Mengurangi Dominasi Dolar AS, Indonesia Barter dengan Filipina

BeritaLokal, Jakarta – Menteri Perdagangan Budi Santoso mengungkapkan langkah strategis untuk memperkuat kemandirian ekonomi Indonesia melalui kerja sama barter dengan negara tetangga, terutama Filipina. Upaya ini diambil sebagai respons atas pelemahan nilai tukar rupiah yang berdampak pada kebijakan impor dan ekspor.

“Kita sedang menjajaki peluang untuk mengurangi ketergantungan terhadap dolar AS melalui barter dengan negara-negara tetangga,” kata Budi Santoso saat diwawancarai, Kamis (4/6/2026). Dalam pertemuan tingkat ASEAN beberapa waktu lalu, pemerintah mendiskusikan peluang kerja sama ekspor impor yang berbasis barter. Kebijakan ini dipilih sebagai alternatif untuk mengurangi dampak pelemahan rupiah, yang telah mempengaruhi kebijakan perdagangan internasional.

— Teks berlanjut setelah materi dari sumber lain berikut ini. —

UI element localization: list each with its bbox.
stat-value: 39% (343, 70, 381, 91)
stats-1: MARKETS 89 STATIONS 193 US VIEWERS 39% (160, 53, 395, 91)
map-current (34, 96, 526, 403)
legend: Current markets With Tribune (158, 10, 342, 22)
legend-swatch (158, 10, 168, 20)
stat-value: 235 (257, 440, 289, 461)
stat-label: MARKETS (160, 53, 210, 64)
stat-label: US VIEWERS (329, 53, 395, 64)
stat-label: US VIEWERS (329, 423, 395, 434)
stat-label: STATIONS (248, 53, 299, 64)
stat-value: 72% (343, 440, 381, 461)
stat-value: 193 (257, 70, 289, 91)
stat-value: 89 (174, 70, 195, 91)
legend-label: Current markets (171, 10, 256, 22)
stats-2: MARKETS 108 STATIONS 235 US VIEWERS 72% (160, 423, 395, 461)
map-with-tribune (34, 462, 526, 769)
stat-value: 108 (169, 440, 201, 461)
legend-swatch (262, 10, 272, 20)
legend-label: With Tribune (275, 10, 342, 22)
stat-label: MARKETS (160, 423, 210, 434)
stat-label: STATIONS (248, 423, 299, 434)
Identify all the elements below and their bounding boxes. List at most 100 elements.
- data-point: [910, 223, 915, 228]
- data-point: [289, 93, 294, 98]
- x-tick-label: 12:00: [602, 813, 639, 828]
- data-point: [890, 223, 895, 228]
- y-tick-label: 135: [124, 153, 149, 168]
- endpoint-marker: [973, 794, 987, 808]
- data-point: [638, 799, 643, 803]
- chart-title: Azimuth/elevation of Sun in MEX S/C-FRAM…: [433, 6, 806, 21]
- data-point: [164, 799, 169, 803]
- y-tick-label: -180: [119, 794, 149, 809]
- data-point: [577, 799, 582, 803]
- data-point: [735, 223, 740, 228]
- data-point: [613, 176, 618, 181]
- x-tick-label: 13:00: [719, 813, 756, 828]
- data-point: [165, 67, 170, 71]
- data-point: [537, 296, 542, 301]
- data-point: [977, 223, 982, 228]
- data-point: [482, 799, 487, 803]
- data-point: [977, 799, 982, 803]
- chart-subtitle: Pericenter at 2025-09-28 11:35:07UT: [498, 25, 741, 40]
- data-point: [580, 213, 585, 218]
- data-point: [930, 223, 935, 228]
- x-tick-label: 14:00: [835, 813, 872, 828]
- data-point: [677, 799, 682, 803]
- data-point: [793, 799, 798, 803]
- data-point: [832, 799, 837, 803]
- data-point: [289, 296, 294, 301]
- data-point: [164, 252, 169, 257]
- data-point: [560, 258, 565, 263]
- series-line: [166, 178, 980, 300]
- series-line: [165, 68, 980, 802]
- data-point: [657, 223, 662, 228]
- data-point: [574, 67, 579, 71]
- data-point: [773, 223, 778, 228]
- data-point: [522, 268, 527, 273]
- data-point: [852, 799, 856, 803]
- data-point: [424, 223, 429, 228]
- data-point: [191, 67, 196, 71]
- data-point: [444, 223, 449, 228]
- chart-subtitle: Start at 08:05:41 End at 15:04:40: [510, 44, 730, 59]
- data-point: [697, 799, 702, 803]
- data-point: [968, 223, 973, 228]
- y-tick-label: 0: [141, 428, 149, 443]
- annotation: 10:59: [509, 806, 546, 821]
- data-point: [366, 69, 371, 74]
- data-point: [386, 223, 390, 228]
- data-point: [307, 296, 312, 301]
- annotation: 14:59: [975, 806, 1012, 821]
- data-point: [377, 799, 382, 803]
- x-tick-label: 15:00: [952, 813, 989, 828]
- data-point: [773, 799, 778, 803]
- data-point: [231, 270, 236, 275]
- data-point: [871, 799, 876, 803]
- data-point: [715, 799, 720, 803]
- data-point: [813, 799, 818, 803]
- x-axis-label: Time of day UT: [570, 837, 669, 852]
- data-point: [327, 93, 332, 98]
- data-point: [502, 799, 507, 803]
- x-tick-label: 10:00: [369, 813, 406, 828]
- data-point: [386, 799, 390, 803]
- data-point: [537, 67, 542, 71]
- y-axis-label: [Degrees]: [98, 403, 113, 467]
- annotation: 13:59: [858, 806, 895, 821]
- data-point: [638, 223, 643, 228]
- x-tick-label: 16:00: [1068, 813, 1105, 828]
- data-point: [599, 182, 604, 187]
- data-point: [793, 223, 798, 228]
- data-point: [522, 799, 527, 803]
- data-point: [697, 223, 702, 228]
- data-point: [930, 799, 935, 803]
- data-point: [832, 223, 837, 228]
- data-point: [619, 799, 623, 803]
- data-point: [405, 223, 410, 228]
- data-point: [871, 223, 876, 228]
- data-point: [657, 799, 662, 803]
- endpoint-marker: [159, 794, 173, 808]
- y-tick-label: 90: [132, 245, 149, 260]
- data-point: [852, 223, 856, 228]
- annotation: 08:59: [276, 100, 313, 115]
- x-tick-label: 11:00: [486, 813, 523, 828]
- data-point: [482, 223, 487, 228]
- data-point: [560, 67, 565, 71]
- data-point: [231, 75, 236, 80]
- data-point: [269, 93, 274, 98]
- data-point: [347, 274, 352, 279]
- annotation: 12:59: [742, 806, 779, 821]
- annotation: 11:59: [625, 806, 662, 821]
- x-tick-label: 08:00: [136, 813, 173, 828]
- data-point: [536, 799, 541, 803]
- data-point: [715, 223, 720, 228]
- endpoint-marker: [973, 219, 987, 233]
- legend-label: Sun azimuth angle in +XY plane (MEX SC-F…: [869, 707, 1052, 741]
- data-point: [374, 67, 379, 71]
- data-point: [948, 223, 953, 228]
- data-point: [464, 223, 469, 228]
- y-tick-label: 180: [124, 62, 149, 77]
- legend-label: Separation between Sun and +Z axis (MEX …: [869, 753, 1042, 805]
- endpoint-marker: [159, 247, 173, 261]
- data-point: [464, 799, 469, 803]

Ketua Badan Pusat Statistik (BPS) menunjukkan bahwa ekspor Indonesia pada April 2026 mencapai US$ 25,3 miliar, naik 21,98 persen dibandingkan April 2025. Dalam periode Januari-April 2026, total ekspor tercatat US$ 92,15 miliar atau tumbuh 5,48 persen dari tahun sebelumnya. Meski surplus perdagangan meningkat, Budi tetap mengantisipasi dampak harga barang impor yang berpotensi naik.

“Kita perlu memastikan ketersediaan bahan baku importir untuk mencegah penurunan produksi,” kata Budi. Ia menekankan pentingnya monitoring distribusi dan ketersediaan produk pangan pokok, seperti telur dan gula, yang saat ini dalam kondisi surplus. “Stok bahan pokok normal sudah memenuhi kebutuhan nasional, bahkan harga telur masih surplus,” tambahnya.

Pada saat bersamaan, nilai tukar rupiah sempat menembus level Rp 18.000 per dolar AS pada Kamis pagi, 4 Juni 2026. Perubahan ini memperkuat kesempatan ekspor Indonesia, meski terdapat risiko naiknya harga barang impor. Budi mengatakan bahwa pemerintah akan memantau kebijakan pasar dan ketersediaan bahan baku secara berkelanjutan.

Sementara itu, eksportir di wilayah Pelabuhan Tanjung Priok mencatat surplus perdagangan yang terus bertambah. Dalam periode Juni 2024, surplus ekspor mencapai US$ 20,84 miliar, sementara impor sebesar US$ 18,45 miliar. Kebijakan ini diharapkan dapat membantu mengoptimalkan penggunaan sumber daya dan memperkuat stabilitas ekonomi dalam jangka panjang.

Kerja sama barter dengan Filipina diharapkan menjadi salah satu langkah penting dalam penguatan ketahanan ekonomi Indonesia. Dengan upaya ini, pemerintah berupaya mengurangi ketergantungan terhadap dolar AS dan meningkatkan fleksibilitas dalam menangani kondisi pasar yang dinamis.